L'expérience du beau

Publié le  22.06.2013

En fin d'humanité, nous avions un professeur de latin qui nous a parlé un beau jour de l' « expérience philosophique du beau ». À cet âge-là, avec toute l'avidité intellectuelle dont sont capables les petits boutonneux pleins de sèves que nous étions, nous cherchions absolument non seulement à comprendre un concept pour le moins enivrant, mais surtout à y avoir droit tout de suite. Pourquoi pas ?

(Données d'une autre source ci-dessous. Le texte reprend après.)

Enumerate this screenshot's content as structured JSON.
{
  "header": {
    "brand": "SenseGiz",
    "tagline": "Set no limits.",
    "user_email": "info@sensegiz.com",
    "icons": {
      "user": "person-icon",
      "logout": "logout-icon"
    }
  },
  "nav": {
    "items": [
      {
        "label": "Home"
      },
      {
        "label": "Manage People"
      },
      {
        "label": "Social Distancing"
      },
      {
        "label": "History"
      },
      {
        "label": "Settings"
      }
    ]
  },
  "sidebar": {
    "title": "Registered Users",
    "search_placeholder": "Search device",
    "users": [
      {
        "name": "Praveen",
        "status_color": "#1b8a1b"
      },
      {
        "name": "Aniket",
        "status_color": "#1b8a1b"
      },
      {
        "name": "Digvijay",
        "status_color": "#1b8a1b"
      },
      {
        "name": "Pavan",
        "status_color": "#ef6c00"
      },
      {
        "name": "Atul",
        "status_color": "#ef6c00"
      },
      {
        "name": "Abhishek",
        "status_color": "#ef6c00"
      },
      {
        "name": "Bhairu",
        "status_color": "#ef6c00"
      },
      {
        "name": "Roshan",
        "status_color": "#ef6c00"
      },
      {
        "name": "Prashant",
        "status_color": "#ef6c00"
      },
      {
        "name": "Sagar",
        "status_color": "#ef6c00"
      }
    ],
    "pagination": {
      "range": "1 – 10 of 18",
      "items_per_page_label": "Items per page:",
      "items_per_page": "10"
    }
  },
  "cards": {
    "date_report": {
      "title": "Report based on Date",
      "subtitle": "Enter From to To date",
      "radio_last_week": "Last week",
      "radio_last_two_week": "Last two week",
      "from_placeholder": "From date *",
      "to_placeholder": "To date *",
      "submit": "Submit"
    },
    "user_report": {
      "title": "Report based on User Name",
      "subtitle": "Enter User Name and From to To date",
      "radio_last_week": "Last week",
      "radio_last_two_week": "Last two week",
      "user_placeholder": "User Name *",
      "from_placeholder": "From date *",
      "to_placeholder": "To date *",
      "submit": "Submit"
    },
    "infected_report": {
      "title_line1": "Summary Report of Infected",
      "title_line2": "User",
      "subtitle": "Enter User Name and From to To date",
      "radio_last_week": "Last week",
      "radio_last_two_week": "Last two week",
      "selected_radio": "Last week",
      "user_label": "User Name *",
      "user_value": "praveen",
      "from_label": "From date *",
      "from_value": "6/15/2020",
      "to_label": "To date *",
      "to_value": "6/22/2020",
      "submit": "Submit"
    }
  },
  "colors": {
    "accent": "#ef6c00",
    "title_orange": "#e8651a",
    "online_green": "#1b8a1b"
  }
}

Notre professeur, avec beaucoup de bagout et de sagesse, nous a expliqué les grandes lignes de ce concept (qui n'étaient en soi pas très compliquées à définir dans l'absolu) en nous disant surtout qu'il n'était pas d'une grande nécessité de comprendre le concept sinon de vivre l'expérience en soi, et que cela se passait finalement de tout commentaire. Elle a reparlé de-ci de-là en nous donnant quelques exemples vagues et surtout en nous souhaitant que cela ne nous arrive pas trop tard car ladite expérience permettait - selon elle - d'ouvrir bien des portes sur des mondes encore de nous inconnus. Horrible attente. Vraiment.
Nous nous tournâmes alors vers des auteurs plus pointus les uns que les autres en espérant que la manne philosophique nous échoie plus rapidement mais rien n'y fit. C'était donc bel et bien une chose qui ne pouvait arriver qu'aléatoirement et pouvait toucher de son doigt gracieux le dernier des idiots et délaisser un docteur ès présocratiques. Bigre.

 

Des années plus tard, une dizaine plus ou moins, alors que je ne pensais plus à cette « expérience » depuis bien longtemps et n'étais alors pas au mieux de ma forme pour des raisons diverses et variées que j'aurai la délicatesse de vous épargner ici, je me retrouvai à Berlin dans un musée d'art moderne qui faisait une immense rétrospective de l'art du XXème siècle. Plus particulièrement des courants avant-gardistes de tous poils.
Alors que je remontais des sous-sols qui regorgeaient d'œuvres vidéos toutes plus imperméables et soporifiques les unes que les autres, je tombai nez à nez dans l'escalier avec une jeune femme handicapée physique et mentale profonde qui descendait à l'aide d'une de ces petites plates-formes qui coulissent sur des rampes jouxtant les escaliers pour permettre le transport de fauteuils roulants. Mes yeux sont tombés dans les siens et j'ai senti quelque chose d'indéfinissable et d'impérieux qui me pénétrait à travers les chairs. Elle souriait d'une manière qui me restera gravée jusqu'à mon trépas ; elle jouissait d'un bonheur direct, sans limite et sans nuage de pouvoir être sur cette petite rampe. Le mouvement de celle-ci lui procurait un bonheur inouï, elle s'agitait dans tous les sens et poussait des petits cris de contentement qui m'ont véritablement déchiré l'âme. Même si ce n'est pas le bon mot, je dirais que je n'avais encore jamais été en contact tellement transparent avec l'infini.

 

Incapable de faire encore un pas face à la brutalité de cette vision de bonheur, je tombai en sanglots immédiatement et dus m'arrêter quelques minutes afin de pouvoir retomber en accord avec la tristesse d'ici-bas.
Puis la vie a continué. Oui.

 

Ce soir-là, j'ai repensé à ma professeur. Et l'ai remerciée en silence.